MY RECENT CULTURAL TRIP TO LONDON, in the company of my good wife, in order to study the depiction of the reclining nude at several different galleries, was a surprise. Great love for art and literature has always, at least to my mind, meant a sense of intelligence: the desire to understand others always being seen as one involving generosity, goodness, humanity and that spirit that can really only be expressed in ancient languages but which today is often called being “expansive and emotional”.

YET BRITISH PEOPLE ARE SO AFRAID of looking other people in the eyes that they would rather hold a copy of a Brontë, or something by the dreaded Dan Brown, in front of their faces on any mode of transport just to avoid embarrassing eye-contact. Whether they are actually reading or not is anyone’s bet. But seeing a young gentleman totally absorbed in reading a “Harry Potter”, sitting opposite Manet’s intriguing, obscene Déjeuner sur l’herbe, which shows us one prostitute who has been had for lunch and another one who is next on the menu, takes the biscuit.

THIS IS NOT BECAUSE OF POTTER himself, however, a literary figure who should inspire young people, and has done so admirably until now. But a time comes when one should perhaps leave the teenage books alone and get down to the nitty-gritty of practice of being a pre-post-teenager. In real terms this means that most young gentlemen should have a “good few years” when they are not remotely interested in reading.

THIS DOES NOT SEEM TO BE THE CASE with the latest generation of upper middle class chaps. As Potter grows up, and we see his adventures become more in keeping with his readership – as one can see in recent titles, such as Harry Potter and the Stick of Marijuana, Harry Potter and the Glass of Whisky and Harry Potter and the Inside of a Police Car – we see his readership remaining faithful; when they should be getting on with having a life.

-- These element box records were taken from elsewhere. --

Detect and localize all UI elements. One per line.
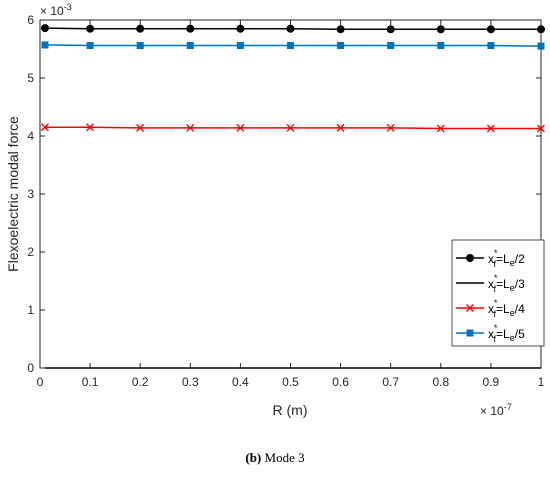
legend-item-3: x* f=Le/4 — [456, 298, 525, 319]
x-tick-label: 0.2 — [132, 375, 149, 389]
data-point — [236, 42, 244, 50]
caption-text: Mode 3 — [261, 450, 305, 465]
legend-marker — [466, 329, 474, 337]
data-point — [136, 123, 145, 132]
series-4 — [41, 41, 545, 50]
series-group — [41, 24, 545, 369]
data-point — [537, 25, 545, 34]
data-point — [486, 25, 495, 34]
x-tick-label: 1 — [538, 375, 545, 389]
legend-label: x* f=Le/5 — [488, 323, 525, 344]
y-tick-label: 1 — [27, 303, 34, 317]
data-point — [336, 25, 345, 34]
legend-marker — [466, 304, 474, 312]
data-point — [136, 42, 144, 50]
data-point — [41, 41, 49, 49]
data-point — [136, 24, 145, 33]
x-tick-label: 0.8 — [432, 375, 449, 389]
data-point — [287, 42, 294, 50]
x-exponent-label: × 10-7 — [480, 402, 512, 418]
data-point — [537, 42, 545, 50]
x-tick-label: 0.7 — [382, 375, 399, 389]
data-point — [387, 42, 395, 50]
data-point — [386, 25, 395, 34]
x-axis-label: R (m) — [273, 402, 308, 418]
y-axis-label: Flexoelectric modal force — [5, 116, 21, 272]
y-exponent-power: -3 — [64, 2, 72, 12]
y-tick-label: 5 — [27, 71, 34, 85]
data-point — [186, 42, 194, 50]
legend-label: x* f=Le/4 — [488, 298, 525, 319]
data-point — [186, 24, 195, 33]
y-tick-label: 3 — [27, 187, 34, 201]
legend-marker — [466, 254, 474, 262]
series-1 — [41, 24, 545, 34]
data-point — [236, 24, 245, 33]
series-3 — [41, 123, 545, 133]
x-tick-label: 0 — [37, 375, 44, 389]
legend-item-2: x* f=Le/3 — [456, 273, 525, 294]
data-point — [487, 42, 495, 50]
legend-label: x* f=Le/2 — [488, 248, 525, 269]
x-tick-label: 0.9 — [483, 375, 500, 389]
data-point — [537, 124, 545, 133]
x-tick-label: 0.1 — [82, 375, 99, 389]
y-tick-label: 0 — [27, 361, 34, 375]
x-tick-label: 0.6 — [332, 375, 349, 389]
x-tick-label: 0.5 — [282, 375, 299, 389]
data-point — [186, 123, 195, 132]
x-exponent-power: -7 — [504, 402, 512, 412]
legend-item-1: x* f=Le/2 — [456, 248, 525, 269]
y-tick-label: 2 — [27, 245, 34, 259]
caption-label: (b) — [245, 450, 262, 465]
legend-item-4: x* f=Le/5 — [456, 323, 525, 344]
legend-label: x* f=Le/3 — [488, 273, 525, 294]
data-point — [386, 123, 395, 132]
axis-ticks: 0 0.1 0.2 0.3 0.4 0.5 0.6 0.7 0.8 0.9 1 0 1 2 3 4 5 6 — [27, 13, 544, 389]
line-chart: 0 0.1 0.2 0.3 0.4 0.5 0.6 0.7 0.8 0.9 1 0 1 2 3 4 5 6 × 1… — [5, 2, 545, 418]
figure-caption: (b) Mode 3 — [0, 450, 550, 466]
data-point — [86, 123, 95, 132]
data-point — [41, 123, 50, 132]
data-point — [236, 123, 245, 132]
data-point — [286, 123, 295, 132]
data-point — [337, 42, 345, 50]
x-tick-label: 0.4 — [232, 375, 249, 389]
data-point — [286, 24, 295, 33]
y-tick-label: 4 — [27, 129, 34, 143]
data-point — [486, 124, 495, 133]
data-point — [86, 42, 94, 50]
data-point — [437, 42, 445, 50]
data-point — [86, 24, 95, 33]
data-point — [436, 124, 445, 133]
y-exponent-label: × 10-3 — [40, 2, 72, 18]
data-point — [436, 25, 445, 34]
data-point — [41, 24, 50, 33]
x-tick-label: 0.3 — [182, 375, 199, 389]
y-tick-label: 6 — [27, 13, 34, 27]
series-line — [45, 126, 541, 130]
data-point — [336, 123, 345, 132]
legend: x* f=Le/2 x* f=Le/3 x* f=Le/4 x* f=Le/5 — [451, 239, 545, 347]
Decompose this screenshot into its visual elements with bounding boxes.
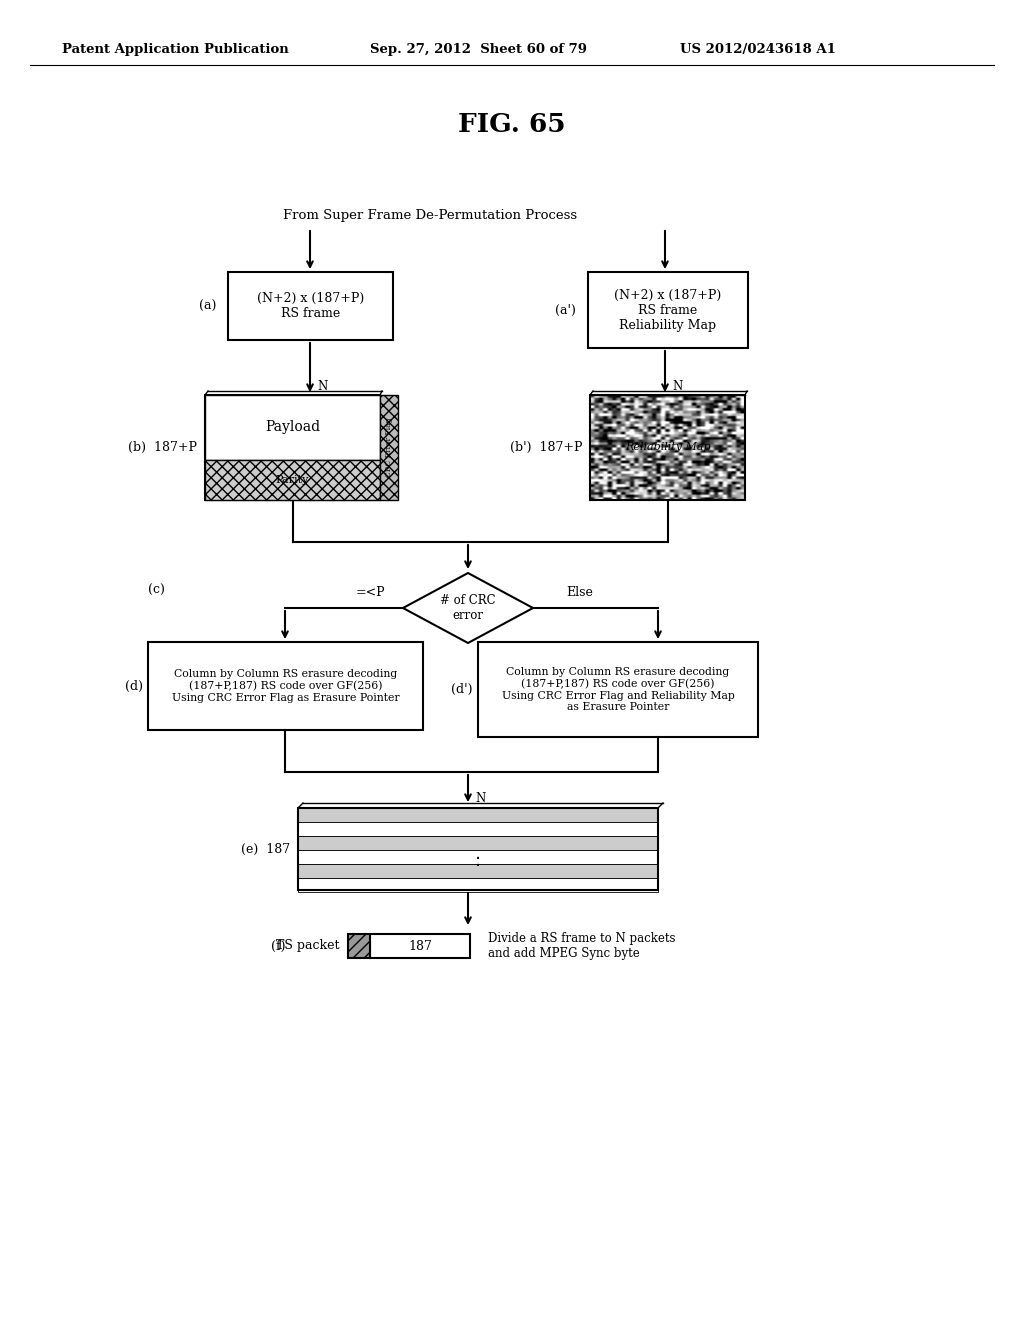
Bar [298,865,658,878]
Text: Column by Column RS erasure decoding
(187+P,187) RS code over GF(256)
Using CRC : Column by Column RS erasure decoding (18… [502,667,734,711]
Polygon shape [403,573,534,643]
Text: N: N [672,380,682,392]
Text: Else: Else [566,586,594,598]
Text: (a): (a) [199,300,216,313]
Text: Parity: Parity [275,475,309,484]
Text: N: N [475,792,485,804]
Bar [205,395,380,459]
Text: (e)  187: (e) 187 [241,842,290,855]
Text: TS packet: TS packet [276,940,340,953]
Text: # of CRC
error: # of CRC error [440,594,496,622]
Bar [478,642,758,737]
Bar [588,272,748,348]
Bar [298,836,658,850]
Bar [148,642,423,730]
Text: Column by Column RS erasure decoding
(187+P,187) RS code over GF(256)
Using CRC : Column by Column RS erasure decoding (18… [172,669,399,702]
Text: 187: 187 [408,940,432,953]
Text: Sep. 27, 2012  Sheet 60 of 79: Sep. 27, 2012 Sheet 60 of 79 [370,42,587,55]
Text: US 2012/0243618 A1: US 2012/0243618 A1 [680,42,836,55]
Bar [590,395,745,500]
Bar [298,808,658,890]
Bar [205,459,380,500]
Bar [370,935,470,958]
Bar [228,272,393,341]
Bar [205,395,380,500]
Text: Payload: Payload [265,421,321,434]
Text: =<P: =<P [355,586,385,598]
Text: (N+2) x (187+P)
RS frame
Reliability Map: (N+2) x (187+P) RS frame Reliability Map [614,289,722,331]
Bar [298,850,658,865]
Bar [348,935,370,958]
Bar [298,808,658,822]
Text: CRC Error Flag: CRC Error Flag [385,417,393,478]
Text: (a'): (a') [555,304,575,317]
Bar [298,878,658,892]
Text: (b')  187+P: (b') 187+P [510,441,582,454]
Text: (c): (c) [148,583,165,597]
Text: Divide a RS frame to N packets
and add MPEG Sync byte: Divide a RS frame to N packets and add M… [488,932,676,960]
Bar [380,395,398,500]
Text: (d): (d) [125,680,143,693]
Text: FIG. 65: FIG. 65 [458,112,566,137]
Text: Reliability Map: Reliability Map [625,442,711,453]
Text: :: : [475,851,481,870]
Text: (d'): (d') [452,682,473,696]
Text: From Super Frame De-Permutation Process: From Super Frame De-Permutation Process [283,209,578,222]
Text: (N+2) x (187+P)
RS frame: (N+2) x (187+P) RS frame [257,292,365,319]
Bar [298,822,658,836]
Text: (f): (f) [271,940,286,953]
Text: (b)  187+P: (b) 187+P [128,441,197,454]
Text: Patent Application Publication: Patent Application Publication [62,42,289,55]
Text: N: N [317,380,328,392]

YET GOODLY GORDON BROWN thinks otherwise. His government’s latest report suggesting, when one gets down to the basics of it, that traditional middle- and upper-class pleasures such as opium, morphine and violent sex are somehow wrong, while drinking Carlsberg or Heineken until one vomits and passes out on the pavement is acceptable, shows an utter lack of decency on the part of our elected representatives. If we grant him a third term he will end up putting the slimy Potter on the syllabus at universities, or have passages from Harry Potter and the Chalice of Socialism read out at religious ceremonies.